Several types of inferential network analysis methods exist. Latent space modeling places nodes in a high- or low-dimensional space and presumes that ties are more likely between nodes that lie close to each other. This approach is often effective in uncovering hidden groups or communities when node-level attributes do not fully capture the factors driving tie formation. Other approaches, such as Stochastic Blockmodels, group nodes into blocks or clusters and estimate probabilities of edges within and between blocks. Still others, like Stochastic Actor-Oriented Models or temporal ERGMs, explicitly incorporate time and allow us to track evolving ties. Each framework combines statistical inference with structural theory, granting researchers a principled way to test hypotheses on how local interaction rules shape overall connectivity.

Exponential Random Graph Models (ERGMs)#

Exponential Random Graph Models (ERGMs) is a popular method in inferential network analysis. They conceptualize each possible tie as a random variable, guided by hypothesized local configurations or node attributes. For example, researchers may posit that if actor A is connected to actor B, and actor B is connected to actor C, then there is an increased likelihood of a tie between A and C (transitivity). In addition to these endogenous tendencies, exogenous actor covariates (like gender or organizational role) can also be incorporated.

Robins et al. (2007) provide detailed introduction to ERGMs. They explain how these models leverage local dependence assumptions, describes typical network configurations (such as reciprocated dyads or star configurations), and outlines parameter interpretation.
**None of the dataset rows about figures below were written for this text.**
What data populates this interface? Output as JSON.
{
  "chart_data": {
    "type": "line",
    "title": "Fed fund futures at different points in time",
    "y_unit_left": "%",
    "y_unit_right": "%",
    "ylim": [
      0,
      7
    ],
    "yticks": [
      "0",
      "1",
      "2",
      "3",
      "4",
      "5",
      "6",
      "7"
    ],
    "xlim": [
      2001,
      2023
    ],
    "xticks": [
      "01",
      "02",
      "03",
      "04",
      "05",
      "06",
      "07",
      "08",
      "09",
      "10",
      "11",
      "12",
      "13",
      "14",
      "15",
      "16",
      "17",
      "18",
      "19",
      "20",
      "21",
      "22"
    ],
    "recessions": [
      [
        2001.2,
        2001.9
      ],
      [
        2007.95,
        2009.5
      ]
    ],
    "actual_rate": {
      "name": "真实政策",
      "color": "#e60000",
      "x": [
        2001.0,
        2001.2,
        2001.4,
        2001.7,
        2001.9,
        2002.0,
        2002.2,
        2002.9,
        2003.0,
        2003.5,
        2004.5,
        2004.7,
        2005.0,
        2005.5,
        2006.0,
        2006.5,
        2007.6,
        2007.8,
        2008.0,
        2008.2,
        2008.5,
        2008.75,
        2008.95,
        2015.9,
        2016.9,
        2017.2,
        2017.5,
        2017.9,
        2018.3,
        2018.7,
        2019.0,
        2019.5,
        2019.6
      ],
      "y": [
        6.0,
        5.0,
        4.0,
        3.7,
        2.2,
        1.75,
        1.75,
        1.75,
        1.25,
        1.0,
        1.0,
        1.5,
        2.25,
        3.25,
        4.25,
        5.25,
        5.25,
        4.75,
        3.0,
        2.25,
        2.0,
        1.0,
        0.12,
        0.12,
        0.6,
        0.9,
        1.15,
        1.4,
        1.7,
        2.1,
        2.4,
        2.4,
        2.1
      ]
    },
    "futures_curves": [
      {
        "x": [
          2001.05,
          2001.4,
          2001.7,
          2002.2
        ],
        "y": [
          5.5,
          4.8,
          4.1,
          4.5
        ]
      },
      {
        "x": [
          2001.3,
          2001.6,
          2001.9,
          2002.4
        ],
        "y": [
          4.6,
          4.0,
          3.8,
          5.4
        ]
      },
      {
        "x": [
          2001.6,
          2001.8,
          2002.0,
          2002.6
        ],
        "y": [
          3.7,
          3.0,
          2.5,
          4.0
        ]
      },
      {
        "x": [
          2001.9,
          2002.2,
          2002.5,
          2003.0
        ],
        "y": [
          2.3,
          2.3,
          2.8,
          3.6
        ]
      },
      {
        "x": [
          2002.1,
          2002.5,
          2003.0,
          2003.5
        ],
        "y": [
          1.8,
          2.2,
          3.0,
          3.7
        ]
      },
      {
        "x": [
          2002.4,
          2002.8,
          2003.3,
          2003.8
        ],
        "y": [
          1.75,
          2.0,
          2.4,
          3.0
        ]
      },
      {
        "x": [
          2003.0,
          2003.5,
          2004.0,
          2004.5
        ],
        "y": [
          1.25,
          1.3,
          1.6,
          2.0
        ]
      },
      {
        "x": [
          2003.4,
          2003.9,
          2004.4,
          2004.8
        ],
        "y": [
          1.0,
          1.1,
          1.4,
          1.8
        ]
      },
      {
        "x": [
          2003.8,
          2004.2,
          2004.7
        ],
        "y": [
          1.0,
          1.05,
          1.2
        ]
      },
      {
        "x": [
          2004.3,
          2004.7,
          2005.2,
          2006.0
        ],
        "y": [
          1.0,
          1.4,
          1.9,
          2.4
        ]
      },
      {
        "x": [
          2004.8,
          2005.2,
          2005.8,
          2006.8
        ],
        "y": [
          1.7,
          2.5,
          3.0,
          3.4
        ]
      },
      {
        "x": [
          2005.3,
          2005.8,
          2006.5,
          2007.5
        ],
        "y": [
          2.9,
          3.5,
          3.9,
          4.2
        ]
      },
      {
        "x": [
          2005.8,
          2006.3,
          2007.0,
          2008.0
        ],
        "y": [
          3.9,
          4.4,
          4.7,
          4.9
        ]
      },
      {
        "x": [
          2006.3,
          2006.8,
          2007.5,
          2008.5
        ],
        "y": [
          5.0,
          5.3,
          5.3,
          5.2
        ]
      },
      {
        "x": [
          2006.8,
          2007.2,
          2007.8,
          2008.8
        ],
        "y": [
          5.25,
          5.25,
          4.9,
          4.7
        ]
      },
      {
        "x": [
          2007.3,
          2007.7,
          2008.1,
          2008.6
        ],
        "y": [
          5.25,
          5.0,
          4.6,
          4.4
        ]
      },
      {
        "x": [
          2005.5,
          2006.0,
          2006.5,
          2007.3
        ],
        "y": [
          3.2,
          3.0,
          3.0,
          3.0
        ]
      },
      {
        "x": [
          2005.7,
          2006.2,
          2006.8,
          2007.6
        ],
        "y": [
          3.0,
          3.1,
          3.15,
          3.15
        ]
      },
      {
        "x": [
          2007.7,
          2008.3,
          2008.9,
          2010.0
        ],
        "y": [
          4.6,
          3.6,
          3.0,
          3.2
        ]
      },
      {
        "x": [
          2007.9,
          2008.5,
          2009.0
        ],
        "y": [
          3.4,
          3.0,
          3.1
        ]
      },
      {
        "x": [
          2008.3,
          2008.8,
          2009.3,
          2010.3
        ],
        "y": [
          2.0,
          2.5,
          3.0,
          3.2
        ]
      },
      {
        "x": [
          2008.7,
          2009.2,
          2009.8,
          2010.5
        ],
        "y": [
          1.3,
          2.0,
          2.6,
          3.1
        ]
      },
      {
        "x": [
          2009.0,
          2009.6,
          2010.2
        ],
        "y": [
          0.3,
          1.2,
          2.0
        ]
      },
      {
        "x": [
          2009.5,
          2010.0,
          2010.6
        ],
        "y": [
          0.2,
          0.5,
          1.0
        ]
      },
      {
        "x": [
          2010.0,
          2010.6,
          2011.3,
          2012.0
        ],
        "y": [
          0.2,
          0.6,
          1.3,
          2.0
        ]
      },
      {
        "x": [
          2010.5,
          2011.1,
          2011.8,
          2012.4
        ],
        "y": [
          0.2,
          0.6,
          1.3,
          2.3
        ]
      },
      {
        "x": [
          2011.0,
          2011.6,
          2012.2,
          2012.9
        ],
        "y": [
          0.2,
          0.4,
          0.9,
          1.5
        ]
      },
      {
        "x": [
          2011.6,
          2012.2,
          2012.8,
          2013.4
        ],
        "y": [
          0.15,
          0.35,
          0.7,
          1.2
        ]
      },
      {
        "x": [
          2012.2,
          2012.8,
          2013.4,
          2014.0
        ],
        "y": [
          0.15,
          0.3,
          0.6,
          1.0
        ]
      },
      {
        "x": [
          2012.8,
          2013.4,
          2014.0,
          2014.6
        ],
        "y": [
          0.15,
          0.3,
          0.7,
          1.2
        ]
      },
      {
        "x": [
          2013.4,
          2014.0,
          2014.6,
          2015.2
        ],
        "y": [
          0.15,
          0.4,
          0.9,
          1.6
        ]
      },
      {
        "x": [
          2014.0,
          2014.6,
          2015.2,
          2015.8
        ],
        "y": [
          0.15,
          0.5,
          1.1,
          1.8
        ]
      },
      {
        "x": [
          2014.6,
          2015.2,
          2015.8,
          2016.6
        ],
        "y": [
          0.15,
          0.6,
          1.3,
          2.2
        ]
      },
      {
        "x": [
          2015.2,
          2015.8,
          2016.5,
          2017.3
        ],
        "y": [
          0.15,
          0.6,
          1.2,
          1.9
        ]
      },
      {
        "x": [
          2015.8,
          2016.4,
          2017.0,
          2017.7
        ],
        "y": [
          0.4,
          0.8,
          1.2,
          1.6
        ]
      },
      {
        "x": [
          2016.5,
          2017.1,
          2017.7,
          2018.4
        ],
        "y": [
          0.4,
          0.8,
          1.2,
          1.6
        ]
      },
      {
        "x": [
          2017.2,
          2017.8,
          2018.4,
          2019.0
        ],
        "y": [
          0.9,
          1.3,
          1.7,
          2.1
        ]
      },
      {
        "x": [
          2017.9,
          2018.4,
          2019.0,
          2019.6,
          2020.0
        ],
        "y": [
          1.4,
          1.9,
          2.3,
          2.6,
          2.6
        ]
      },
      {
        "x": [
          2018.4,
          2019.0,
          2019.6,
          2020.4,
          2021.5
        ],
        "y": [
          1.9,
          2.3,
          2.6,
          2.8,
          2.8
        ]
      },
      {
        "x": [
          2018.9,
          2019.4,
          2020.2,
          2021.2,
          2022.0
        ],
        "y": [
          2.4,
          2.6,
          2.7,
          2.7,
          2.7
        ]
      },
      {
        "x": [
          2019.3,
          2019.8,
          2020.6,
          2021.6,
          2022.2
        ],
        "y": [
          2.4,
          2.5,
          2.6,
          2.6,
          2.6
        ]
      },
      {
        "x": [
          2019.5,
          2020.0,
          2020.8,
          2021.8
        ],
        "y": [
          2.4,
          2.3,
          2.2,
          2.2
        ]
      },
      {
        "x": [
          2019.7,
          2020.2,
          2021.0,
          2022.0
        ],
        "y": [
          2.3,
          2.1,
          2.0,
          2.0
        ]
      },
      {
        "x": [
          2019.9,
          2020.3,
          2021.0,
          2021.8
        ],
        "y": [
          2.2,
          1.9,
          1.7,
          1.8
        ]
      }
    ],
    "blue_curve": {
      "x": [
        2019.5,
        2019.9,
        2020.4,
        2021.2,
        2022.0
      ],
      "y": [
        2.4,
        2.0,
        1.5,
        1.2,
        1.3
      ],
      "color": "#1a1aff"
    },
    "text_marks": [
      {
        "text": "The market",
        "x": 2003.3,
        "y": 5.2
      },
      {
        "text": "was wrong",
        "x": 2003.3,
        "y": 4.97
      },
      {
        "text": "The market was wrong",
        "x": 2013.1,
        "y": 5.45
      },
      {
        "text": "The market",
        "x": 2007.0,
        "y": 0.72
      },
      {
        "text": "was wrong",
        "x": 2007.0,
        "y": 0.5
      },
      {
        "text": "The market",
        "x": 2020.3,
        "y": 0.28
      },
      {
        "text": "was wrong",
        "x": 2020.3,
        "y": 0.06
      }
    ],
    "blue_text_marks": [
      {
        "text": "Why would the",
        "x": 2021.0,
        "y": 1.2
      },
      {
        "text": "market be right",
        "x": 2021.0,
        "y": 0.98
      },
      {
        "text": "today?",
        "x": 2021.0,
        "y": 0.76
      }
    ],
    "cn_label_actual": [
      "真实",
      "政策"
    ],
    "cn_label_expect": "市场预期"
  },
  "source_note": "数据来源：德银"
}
Del Valle et al. (2020) provide a concrete example, by examining how certain network effects shaped the creation of learning-oriented conversations in online communities.

Running ERGM analysis#

In practice, fitting an ERGM involves defining the network data (such as a binary adjacency matrix for all nodes) and selecting terms that represent your hypotheses. If the research question involves reciprocity, then you include a mutual dyad parameter; if triadic closure is important, you include a triangle parameter. You can also include node-level covariates if you believe that certain attributes—like age, occupation, or forum moderator status—affect tie formation.

After specifying the model, researchers typically use Markov chain Monte Carlo maximum likelihood procedures to estimate parameters. This step requires software that can handle the inherent complexity of ERGMs, such as the ergm package in the statnet suite for R. During estimation, one must watch for degeneracy, which occurs when a model places most of its probability mass on either an empty or a complete network. It is also essential to validate the model by simulating networks from the fitted parameters and comparing their global characteristics (like degree distribution or clustering) to those of the observed data.

Interpreting and refining the model is a natural final stage. Large, positive parameter estimates for reciprocity or triangles suggest that such local structures are more frequent than chance would imply. Negative parameters would mean the opposite. Researchers often iterate by adding or removing parameters, or by refining how attributes are coded, until the model fits well and aligns with theoretical expectations.

This course does not require students to fit ERGMs. However, you are encouraged to seek additional resources if this topic is of interest to you.